Transfer learning for seq2seq + abstractive text summarization


Hey everyone. I’m curious if anyone has read anything about or attempted applying transfer learning techniques to sequence to sequence models. In particular, I’m wondering how well using pretrained layers (e.g. as in ulmfit) for the encoder layers at least would work, while “fine-tuning” the decoder layers. Does this idea sound stupid/crazy at all to you?

Note in my case I’m looking at applying this to text summarization (in english). On a related note, if anyone has any interesting experience or advice on doing (abstractive) text summarization with deep learning I’d be happy to hear what you’ve got.

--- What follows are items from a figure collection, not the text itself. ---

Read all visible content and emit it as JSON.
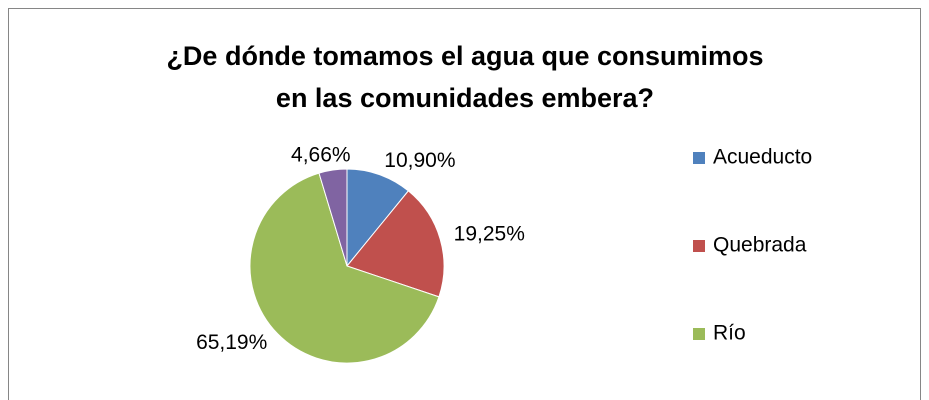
{
  "chart_data": {
    "type": "pie",
    "title": "¿De dónde tomamos el agua que consumimos en las comunidades embera?",
    "categories": [
      "Acueducto",
      "Quebrada",
      "Río",
      null
    ],
    "values": [
      10.9,
      19.25,
      65.19,
      4.66
    ],
    "value_labels": [
      "10,90%",
      "19,25%",
      "65,19%",
      "4,66%"
    ],
    "colors": [
      "#4f81bd",
      "#c0504d",
      "#9bbb59",
      "#8064a2"
    ],
    "legend": "right"
  }
}
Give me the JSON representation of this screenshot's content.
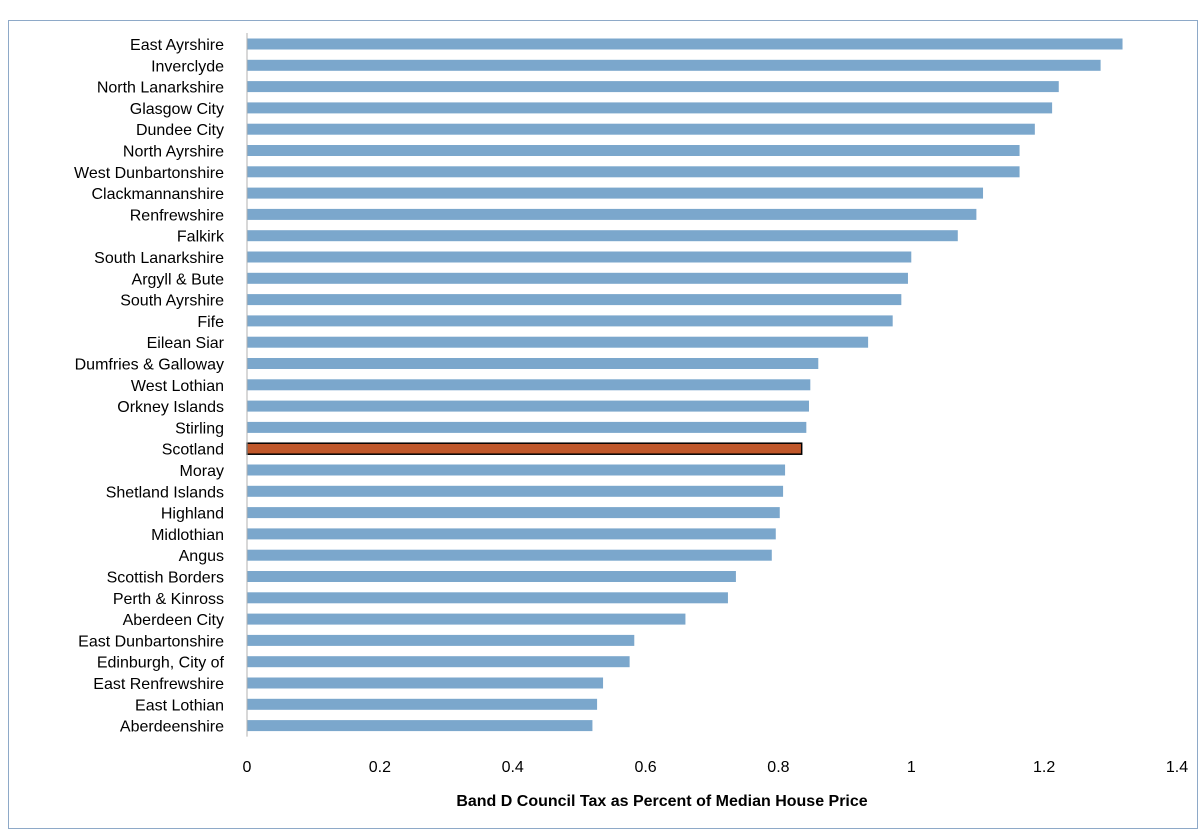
{
  "caption": "",
  "chart_data": {
    "type": "bar",
    "orientation": "horizontal",
    "title": "",
    "xlabel": "Band D Council Tax as Percent of Median  House Price",
    "ylabel": "",
    "xlim": [
      0,
      1.4
    ],
    "xticks": [
      "0",
      "0.2",
      "0.4",
      "0.6",
      "0.8",
      "1",
      "1.2",
      "1.4"
    ],
    "grid": false,
    "legend": "none",
    "bar_color": "#7ba7cc",
    "highlight_color": "#c0572a",
    "highlight_category": "Scotland",
    "categories": [
      "East Ayrshire",
      "Inverclyde",
      "North Lanarkshire",
      "Glasgow City",
      "Dundee City",
      "North Ayrshire",
      "West Dunbartonshire",
      "Clackmannanshire",
      "Renfrewshire",
      "Falkirk",
      "South Lanarkshire",
      "Argyll & Bute",
      "South Ayrshire",
      "Fife",
      "Eilean Siar",
      "Dumfries & Galloway",
      "West Lothian",
      "Orkney Islands",
      "Stirling",
      "Scotland",
      "Moray",
      "Shetland Islands",
      "Highland",
      "Midlothian",
      "Angus",
      "Scottish Borders",
      "Perth & Kinross",
      "Aberdeen City",
      "East Dunbartonshire",
      "Edinburgh, City of",
      "East Renfrewshire",
      "East Lothian",
      "Aberdeenshire"
    ],
    "values": [
      1.318,
      1.285,
      1.222,
      1.212,
      1.186,
      1.163,
      1.163,
      1.108,
      1.098,
      1.07,
      1.0,
      0.995,
      0.985,
      0.972,
      0.935,
      0.86,
      0.848,
      0.846,
      0.842,
      0.835,
      0.81,
      0.807,
      0.802,
      0.796,
      0.79,
      0.736,
      0.724,
      0.66,
      0.583,
      0.576,
      0.536,
      0.527,
      0.52
    ]
  }
}
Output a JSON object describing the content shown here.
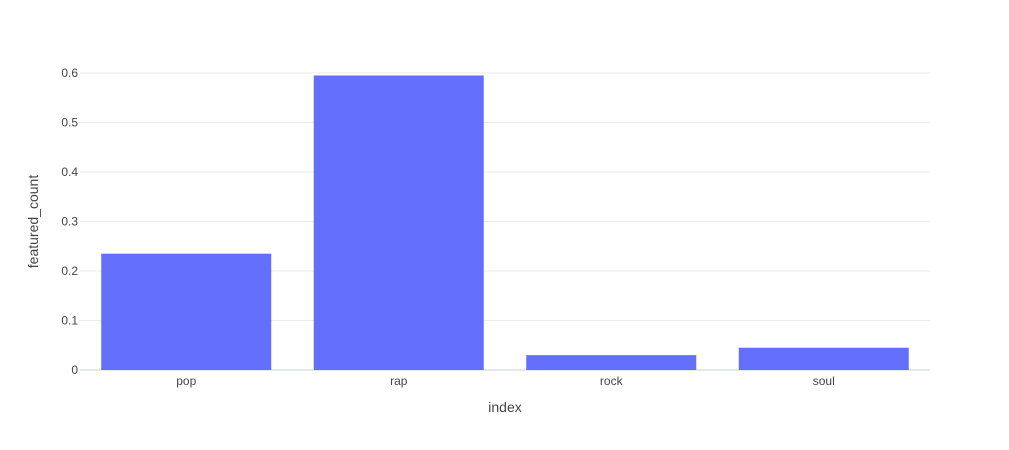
{
  "chart_data": {
    "type": "bar",
    "categories": [
      "pop",
      "rap",
      "rock",
      "soul"
    ],
    "values": [
      0.235,
      0.595,
      0.03,
      0.045
    ],
    "title": "",
    "xlabel": "index",
    "ylabel": "featured_count",
    "ylim": [
      0,
      0.6
    ],
    "yticks": [
      0,
      0.1,
      0.2,
      0.3,
      0.4,
      0.5,
      0.6
    ],
    "ytick_labels": [
      "0",
      "0.1",
      "0.2",
      "0.3",
      "0.4",
      "0.5",
      "0.6"
    ],
    "grid": true,
    "legend": "none",
    "bar_color": "#636efa"
  }
}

Particularly if you’ve done anything that deals with summarizing whole corpuses, or generating long summaries (like more than a few sentences). The closest thing I’ve found are the pointer generator networks from Stanford (See, Liu, Manning), but they only work with summaries that are 3-4 sentences, and only summarize individual documents.

(Jeremy) #2

I don’t really have any suggestions one way or the other, as I am also new to the field and currently learning what works and doesn’t. I can say that I did find that building an intent classifier to identify the correct intent from 20 choices with a small training set (< 100 examples each) did not prove fruitful, even when using word embeddings. I was not able to get better than ~80% validation accuracy, and there was no improvement / major difference between random initial embeddings and Glove. I was not yet aware of the language embeddings approach behind ULMFit, and am currently learning more about that. We can keep in-touch re: getting things working, as I have a lot of NLP / NLU research to do in the near future and will be trying a variety of deep learning techniques, including perhaps text summarization / topic modeling sorts of approaches. Sorry this wasn’t more helpful :frowning:


I’m curious, have you tried doing a seq2seq model with a pre-trained encoder (like the ULMfit model)? I remember in part 2’s neural translation lecture that he said it ought to be possible to bring the ULMfit transfer learning approach to seq2seq models, but I haven’t seen anything about it on the forums.


(helen) #4

hey rkingery. I googled about transfer learning for text summarization and your post came up. There isn’t much on the internet apart from this paper. I also recently read about ULMFit and was looking for any paper or code that has used this idea in text summarization.

How have you tried with ULMFit? Does it improve much on the results?

(Nick) #5

Hi all,

I am really interested in this topic as well. For my master thesis research I am looking into applying transfer learning in text summarization on a legal document dataset. This data set is quite small, so my plan is to train an abstractive summarizer on a larger (e.g. CNN) dataset and then fine-tune it on the legal data set.

Please share experiences and lets connect in the future.